Don wrote:
Jason House wrote:
Don Wrote:
Leandro Lucarella wrote:
Justin Johansson, el 30 de octubre a las 08:42 me escribiste:
Actually, I think I like that better than 'traits'.
-Lars
I'm in agreement with whoever suggested 'meta' or just about
anything else except 'traits'.
'meta', whilst perhaps an overloaded keyword, is still much more
user-friendly. Whenever
I see 'traits' I get the feeling I need a Ph.D. to understand what
it's about. For some reason,
I don't know why, 'meta' has an aire of karma about it.
"compiler"? That could open the door to other types of access to
compiler
internals, AST, etc.
Yup. I think the 'magic namespace' approach is a simple, clean way to
incorporate reflection. It could be like Object and TypeInfo,
implicitly available in every module and tightly coupled to the
compiler, but can be viewed by the user as if it were just a module.
It'd be particularly interesting if some of the functions _were_
actually implemented in library code, when possible.

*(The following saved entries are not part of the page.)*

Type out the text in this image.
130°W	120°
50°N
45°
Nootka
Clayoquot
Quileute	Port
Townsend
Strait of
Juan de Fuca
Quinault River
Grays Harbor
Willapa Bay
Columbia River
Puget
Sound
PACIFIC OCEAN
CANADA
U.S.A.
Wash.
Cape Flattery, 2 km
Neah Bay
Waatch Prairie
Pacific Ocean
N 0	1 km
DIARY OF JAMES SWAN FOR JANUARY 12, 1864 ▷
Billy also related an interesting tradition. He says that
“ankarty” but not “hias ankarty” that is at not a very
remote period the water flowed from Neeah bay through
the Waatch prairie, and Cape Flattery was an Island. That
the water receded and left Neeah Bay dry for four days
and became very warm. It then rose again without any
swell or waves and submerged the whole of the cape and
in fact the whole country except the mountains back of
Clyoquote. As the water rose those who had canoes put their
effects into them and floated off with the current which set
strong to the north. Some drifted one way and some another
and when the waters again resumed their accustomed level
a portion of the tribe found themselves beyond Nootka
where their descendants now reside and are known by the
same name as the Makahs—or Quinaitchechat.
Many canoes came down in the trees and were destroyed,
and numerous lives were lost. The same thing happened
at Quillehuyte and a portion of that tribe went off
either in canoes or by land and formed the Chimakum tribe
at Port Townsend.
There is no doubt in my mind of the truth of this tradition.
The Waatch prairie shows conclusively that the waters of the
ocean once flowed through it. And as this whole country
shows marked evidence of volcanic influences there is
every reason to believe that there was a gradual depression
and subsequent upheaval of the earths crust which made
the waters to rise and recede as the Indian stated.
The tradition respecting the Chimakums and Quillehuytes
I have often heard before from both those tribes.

What about going one step further? You could require an import
statement to use traits. For example, import traits=std.traits could
reproduce your earlier suggestion, but gives added flexibility to the
programmer. It also eliminates a keyword.
It's too fundamental for that. You can't use template constraints
without it.
BTW, 'scope' is another possible magic namespace.
scope.compiles(XXX) -- true if XXX compiles in the current scope.
More generally, scope.YYY() would provide metaprogramming information
about the property YYY of the current scope.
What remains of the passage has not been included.